I’m aware that the hip hop culture now says that “Nigga” is a term of endearment and affection. So when a person says, “What’s up my Nigga?” It means he is down with the hip hop culture. In the hip hop world even whites call each other “Niggas.” In the world of hip hop it carries no negative meanings at all; in fact it’s just the opposite.

However, the label Nigga or Nigger is not viewed that way by the rest of the world. It is still a stereotype of a poor ignorant person who can’t read, can't spell, is lazy and performs poorly everywhere except in bed, on the basketball court and the football field.

The Hip Hop culture has helped this generation to internalize a self degrading and negative label. The slave master called us that but he could never get us to believe it and wear it as a badge of pride; especially outside of our racial circles.

The Hip Hop culture has succeeded in doing what the Klan and racists couldn’t do for 300 years. It has convinced our young that it’s a good thing to be a “Nigga.” Many of our youth have accepted the lie.

The late James Baldwin once said, "You can only be destroyed by believing that you really are what the white world calls a nigger.”

When we start believing it and accepting it, we are conquered.

There is a verse in the bible in Romans 8:37 that talks about God’s people overcoming the negatives, having conquered them through his power. The words are, “in all these things we are more than conquerors through him that loved us.”

To see another generation dive into a pool of negative spit and swim in it means that this generation has not become conquerors; it has been conquered.

If the present trend continues, when Jesus returns to begin the rest of eternity he will probably be greeted affectionately by millions of young believers, who will shout with one voice, “What’s up my Nigga?”

I wonder how he will respond?

Saturday, August 12, 2006

Who is the Pilot?

I saw a funny commercial today.
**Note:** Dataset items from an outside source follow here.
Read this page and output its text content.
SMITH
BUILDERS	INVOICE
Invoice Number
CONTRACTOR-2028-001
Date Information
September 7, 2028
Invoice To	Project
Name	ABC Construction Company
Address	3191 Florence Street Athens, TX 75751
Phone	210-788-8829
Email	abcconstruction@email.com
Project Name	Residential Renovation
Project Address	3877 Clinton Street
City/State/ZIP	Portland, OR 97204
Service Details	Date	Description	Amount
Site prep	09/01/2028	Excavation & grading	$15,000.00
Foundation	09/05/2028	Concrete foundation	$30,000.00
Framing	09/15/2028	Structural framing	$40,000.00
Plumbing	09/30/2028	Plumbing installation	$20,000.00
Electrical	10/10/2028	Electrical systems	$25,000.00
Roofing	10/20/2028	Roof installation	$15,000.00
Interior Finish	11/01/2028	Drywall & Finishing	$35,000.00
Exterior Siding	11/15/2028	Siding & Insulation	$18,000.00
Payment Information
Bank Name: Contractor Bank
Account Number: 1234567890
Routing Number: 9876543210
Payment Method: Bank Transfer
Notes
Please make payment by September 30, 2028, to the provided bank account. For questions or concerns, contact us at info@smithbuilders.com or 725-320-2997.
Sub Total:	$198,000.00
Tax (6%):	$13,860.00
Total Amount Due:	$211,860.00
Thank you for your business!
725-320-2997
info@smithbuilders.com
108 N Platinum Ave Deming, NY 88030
It was the one where the man goes up in a helicopter only to find that the pilot is still on the ground. He asks the man who is sitting in the cockpit, "You are not the pilot?" and the man answered, "No, but I did spend a night at the Holiday Inn Express."

I rolled over laughing. He actually got in a helicopter and left the real pilot on the ground! Ha Ha Ha! Hee! Hee He!

What's not so funny is that often we often jump into life and leave the pilot on the ground. We do whatever pleases us at the moment and take off with the pilot on the ground screaming at us, warning us!

Sometimes we crash. There have been many near misses.

Who has been your pilot? Your mother? Grandma? Father? Spouse? Have you taken off in your own direction and left them screaming?

Is the person or thing driving your life now ....competent?

And there is God. Often we want to let him drive, but we don't want to go in that direction.. not now. So we take another path.

There is a verse in the pilot's manual (Bible) in Proverbs 3:6. It says, "In all thy ways acknowledge him, and he shall direct thy paths."

That's the bible's way of saying..."Don't leave the pilot on the ground!"